Dosyaya sunulan deliller ve TPMK kayıtları celp edilmiş olup davalı … adına …, …, … ve … ŞİRKETİ adına …, …,…, …, …, … sayıyla kayıtlı markalara ilişkin, kullandığı ürün ve hizmet listesini ve tescil belgesindeki bilgilerin aynısını içerir onaylı renkli sicil kayıtları dosya içerisine alınmıştır.
TPMK tarafından 23/03/2020 tarihli cevabi yazıda ayrıca …. sayıyla kayıtlı marka sahibi adına hüküm ifade etmediği, … sayıyla kayıtlı markanın koruma tarihi 02/11/2019 tarihinde süresinin dolduğu (Tescilli markanın koruma süresi başvuru tarihinden itibaren on yıldır. Bu süre, onar yıllık dönemler hâlinde yenilenir.Yenileme talebinin marka sahibi tarafından koruma süresinin sona erdiği tarihten önceki altı ay içinde yapılması ve aynı süre içinde yenileme ücretinin ödendiğine ilişkin bilginin Kuruma sunulması gerekir. Bu süre içinde talebin yapılmaması veya yenileme ücretinin ödendiğine ilişkin bilginin Kuruma sunulmaması hâlinde, yenileme talebi, koruma süresinin sona erdiği tarihten itibaren altı aylık süre içinde ek ücretin ödenmesi şartıyla da yapılabilir.) şeklinde belirtilmiştir.

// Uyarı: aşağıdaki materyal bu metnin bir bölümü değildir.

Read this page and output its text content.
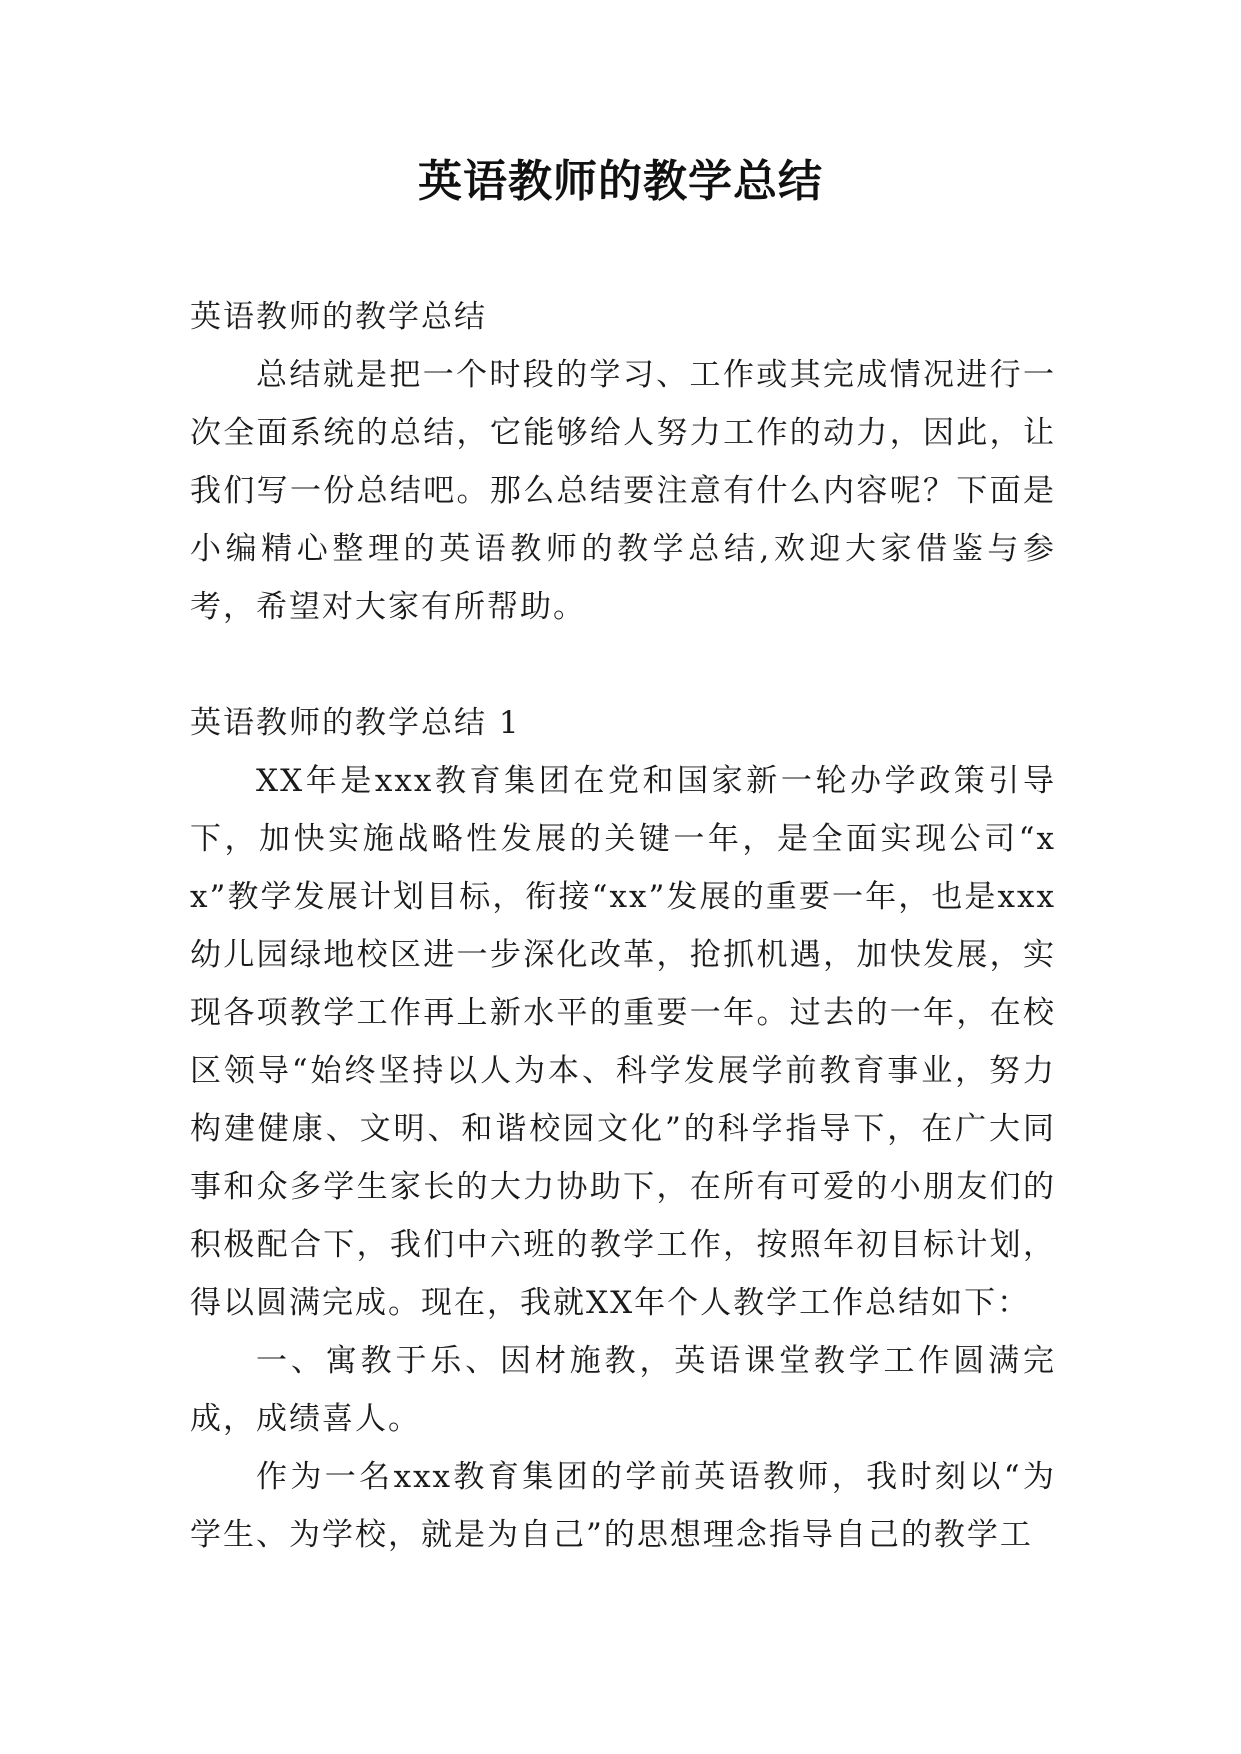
英语教师的教学总结

英语教师的教学总结

总结就是把一个时段的学习、工作或其完成情况进行一次全面系统的总结，它能够给人努力工作的动力，因此，让我们写一份总结吧。那么总结要注意有什么内容呢？下面是小编精心整理的英语教师的教学总结,欢迎大家借鉴与参考，希望对大家有所帮助。

英语教师的教学总结 1

XX年是xxx教育集团在党和国家新一轮办学政策引导下，加快实施战略性发展的关键一年，是全面实现公司“xx”教学发展计划目标，衔接“xx”发展的重要一年，也是xxx幼儿园绿地校区进一步深化改革，抢抓机遇，加快发展，实现各项教学工作再上新水平的重要一年。过去的一年，在校区领导“始终坚持以人为本、科学发展学前教育事业，努力构建健康、文明、和谐校园文化”的科学指导下，在广大同事和众多学生家长的大力协助下，在所有可爱的小朋友们的积极配合下，我们中六班的教学工作，按照年初目标计划，得以圆满完成。现在，我就XX年个人教学工作总结如下：

一、寓教于乐、因材施教，英语课堂教学工作圆满完成，成绩喜人。

作为一名xxx教育集团的学前英语教师，我时刻以“为学生、为学校，就是为自己”的思想理念指导自己的教学工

…. 1. FSHHM’nin 23/10/2020 tarih … esas … karar sayılı kararı ile dosya mahkememiz gönderilmiş, mahkememizin 08/04/2021 tarihli celsesinde “…Dosyanın Mahkememizce resen seçilecek bir akademisyen marka vekili bilirkişi, bir kişisel gelişim alanında uzman bilirkişi, bir ayakkabı sektör bilirkişiye tevdiine, tarafları arasındaki uyuşmazlık konusunun tespiti yönünden özellikle tanınmışlık iddiaları ve markaların benzerliğine ilişkin iddialar, tescilli oldukları sınıflar da göz önünde bulundurulmak sureti ile ayrıntılı ve gerekçeli bilirkişi raporu tanziminin istenilmesine…” karar verilmiş olup, Alınan Bilirkişi Raporunda özetle; 1.Davalının “…” unsurlu üç markası ile davacının “…” unsurlu markaları arasında işitsel ve harf sıralamasına dayalı benzerliğin bu markalardaki diğer görsel unsurlarla bertaraf edildiği ve işaretler arasında kavramsal farklılığın bulunduğu;
2.Davacının “…” markası ile davalının “…” ibaresini içeren her üç markasının … Sınıftaki “Eğitim ve öğretim hizmetleri. Sempozyum, konferans, kongre ve seminer düzenleme, idare hizmetlerinde” örtüştüğü; somut olaydaki davalının eğitim, öğretim ve sempozyum hizmetlerini sunduğu ve hitap ettiği ortalama tüketici kesiminin yüksek dikkat seviyesi, alacağı eğitimin içeriği, eğitim konularının niteliği (yaşam koçluğu, mentorluk, alternatif yaşam stilleri), bu eğitime ayırdığı süre, eğitim kurumu araştırırken harcadığı zaman ve ödediği ücret gibi unsurlar birlikte ele alındığında davalının “…” unsurlu her üç markasının, davacının … sınıftaki markası olan “…” markası ve davacının farklı sınıflarda tescilli diğer “…” unsurlu markaları ile karıştırılma ihtimali/riski yaratmayacağı;
3. Davacının SMK m.19/2 ve m.25/7 uyarınca “…” ibareli markalarını dava tarihi öncesinde … sınıfta beş yıldır kullandığını gösteren bir delilin dosya içeriğinde tespit edilemediği;
4.Davacının “…” unsurlu markaları ile davalının “…” unsurlu her üç markasının 35. sınıftaki reklamcılık/ilan ve perakendecilik hizmetlerinde örtüştüğü; Ancak davalının hitap ettiği … sınıftaki ortalama tüketici çevresinin algısı ve sunduğu hizmetlerin niteliği göz önünde bulundurulduğunda, söz konusu kitlenin görsel ve anlamsal olarak birbirinden ayırabileceği taraf markaları arasında bu sınıf açısından da herhangi bir bağlantı (seri marka vs.) kurmayacağı
veya doğrudan karıştırılma ihtimali yaşamayacağı;
5.Davacının “…” unsurlu markasının SMK m.6/5 uyarınca 25.emtia sınıfında tanınmış marka vasfı taşıdığı; Ancak somut olayda SMK m.6/1’de aranan şartların karşılanmamasının yanı sıra, SMK m.6/5 hükmünde düzenlenen üç halin davalı yanca gerçekleştirildiğini gösteren delillere rastlanamadığı” yönünde görüş ve kanaati belirtildiği anlaşılmıştır.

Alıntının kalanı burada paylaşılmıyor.